In your case, if we look at 13 seconds into the flight, we see compass and yaw errors being reported.The aircraft switches to ATTI. You were facing 146° before and after the errors occur, which is perfectly correct. There was mainly forward propulsion from you recorded, no sideways movements of the sticks apart from small short bursts and small rotations. The compass heading showed the compass orientation changed due to the (left stick) rotations, and the aircraft faced that new direction. However you still had in your mind that pushing right stick forward would produce forward movement on a heading of 146°. Instead what you saw was the aircraft moving in a different direction of about 60° and not facing that new direction. You didn't fly it appropriately as you should in ATTI, countering the unwanted direction, to make it go in the direction you wanted. You should have had a LOT more manual right stick right input. If you had been in GPS mode, that right stick right input would have been fed to the motors invisibly without your intervention and it would have remained on course. Looking at the pitch and roll of the airframe, we can see it tilt when it changed to ATTI mode, as well as when you tilted the body by moving sideways or back or forward. We conclude that the aircraft was responding correctly to your stick inputs and it did have some course influence (just not as much as you expected). The big conclusion is that there was a strong wind at altitude that came from the SW, pushing your aircraft SE. The wind might not have been apparent--sometimes the air on the ground can be quite still and it can be quite turbulent a few feet above. As it is invisible, you often don't know. You also wouldn't have known because the GPS normally counters any wind and takes the effect away.

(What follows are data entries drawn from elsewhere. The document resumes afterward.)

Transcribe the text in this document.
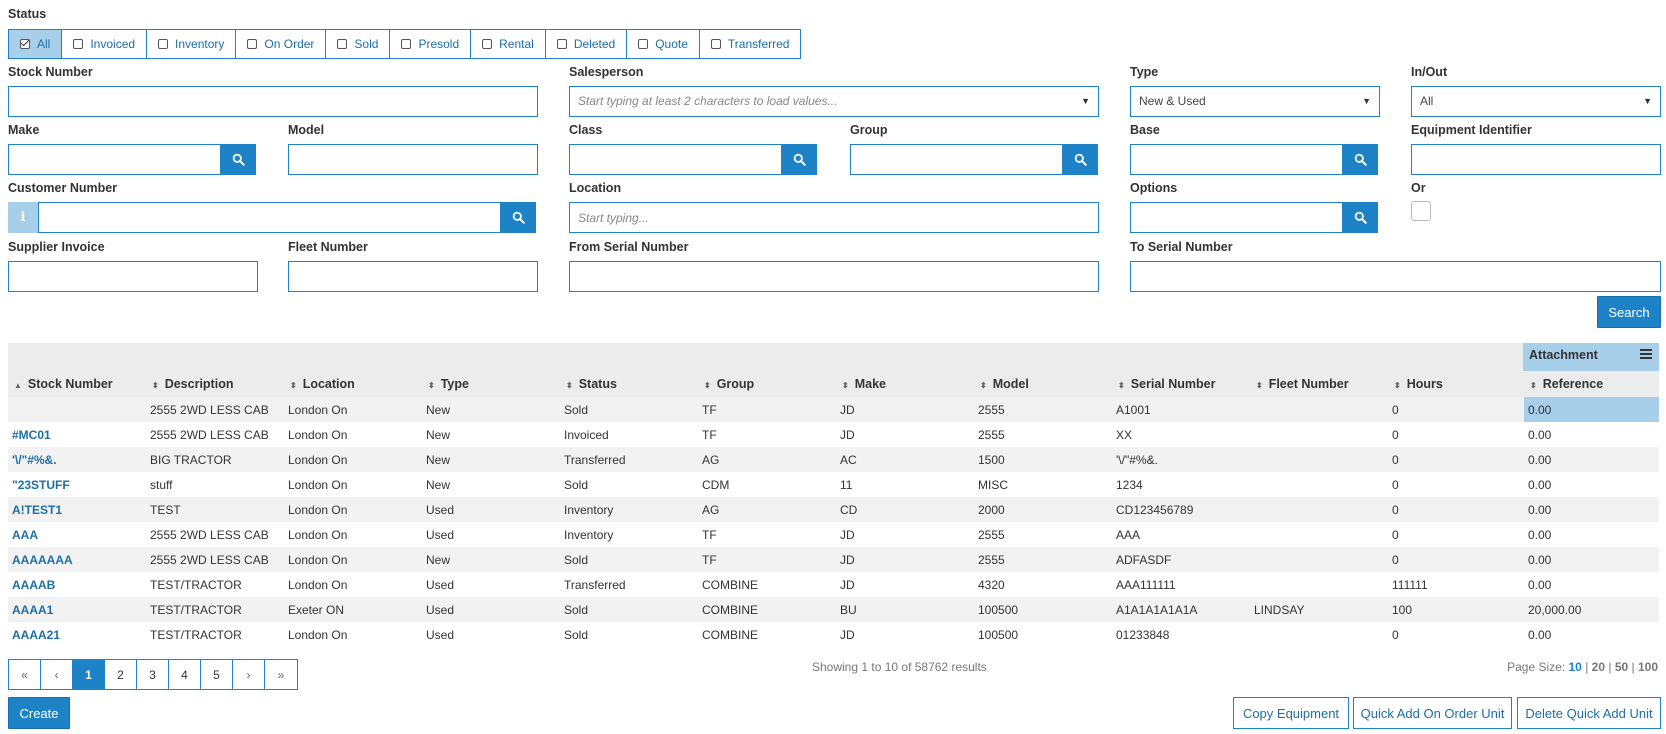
Status
All	Invoiced	Inventory	On Order	Sold	Presold	Rental	Deleted	Quote	Transferred
Stock Number	Salesperson
Start typing at least 2 characters to load values...	▼
Type
New & Used	▼
In/Out
All	▼
Make	Model	Class	Group	Base	Equipment Identifier
Customer Number
i
Location
Start typing...	Options	Or
Supplier Invoice	Fleet Number	From Serial Number	To Serial Number
Search
Attachment
▲ Stock Number	⬍ Description	⬍ Location	⬍ Type	⬍ Status	⬍ Group	⬍ Make	⬍ Model	⬍ Serial Number	⬍ Fleet Number	⬍ Hours	⬍ Reference
	2555 2WD LESS CAB	London On	New	Sold	TF	JD	2555	A1001		0	0.00
#MC01	2555 2WD LESS CAB	London On	New	Invoiced	TF	JD	2555	XX		0	0.00
'\/"#%&.	BIG TRACTOR	London On	New	Transferred	AG	AC	1500	'\/"#%&.		0	0.00
"23STUFF	stuff	London On	New	Sold	CDM	11	MISC	1234		0	0.00
A!TEST1	TEST	London On	Used	Inventory	AG	CD	2000	CD123456789		0	0.00
AAA	2555 2WD LESS CAB	London On	Used	Inventory	TF	JD	2555	AAA		0	0.00
AAAAAAA	2555 2WD LESS CAB	London On	New	Sold	TF	JD	2555	ADFASDF		0	0.00
AAAAB	TEST/TRACTOR	London On	Used	Transferred	COMBINE	JD	4320	AAA111111		111111	0.00
AAAA1	TEST/TRACTOR	Exeter ON	Used	Sold	COMBINE	BU	100500	A1A1A1A1A1A	LINDSAY	100	20,000.00
AAAA21	TEST/TRACTOR	London On	Used	Sold	COMBINE	JD	100500	01233848		0	0.00
«	‹	1	2	3	4	5	›	»
Showing 1 to 10 of 58762 results	Page Size: 10 | 20 | 50 | 100
Create	Copy Equipment	Quick Add On Order Unit	Delete Quick Add Unit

However in this instance, ATTI mode made it obvious. The fact that you were reporting 38mph shows that you had wind assistance at the time, as it is faster than the aircraft can produce by itself.
Later in the flight you decided to RTH. For whatever reason the flight systems behaved. The aircraft responded to the RTH command. RTH relies on having a reliable GPS signal to navigate back home. You had this and it came back to you under control as you expected. This would tend to indicate the problem wasn't permanent, and with no further errors reported on the leg home, it shows the systems were capable of operating accurately once reliable sensor data returned.
I bet if you take the aircraft somewhere else and do a proper recalibration following all precautions and requirements, you will find the aircraft behaves perfectly and reliably. It is frustrating when things like this happen and it is hard to identify why things went wrong. I recall examining a flight from the forum where a perfectly calibrated and functioning aircraft flew close into a harbour where there were a number of large boats docked and concluded the maritime radar from the vessels upset the air navigation systems. This is a possibility in your flight, but unlikely.
Looking at the data we can see (green arrows) that your left stick side to side movements were rotating the aircraft (yaw) as they should. We can also see (red arrows) full right stick forward resulted in a large nose-down pitch, as expected. The flight log shows the correct data for all of your movements, except where you haven't allowed for the wind and flown differently for ATTI mode flight. You should have pretty much been leaning full right stick right for the whole SE leg of the flight.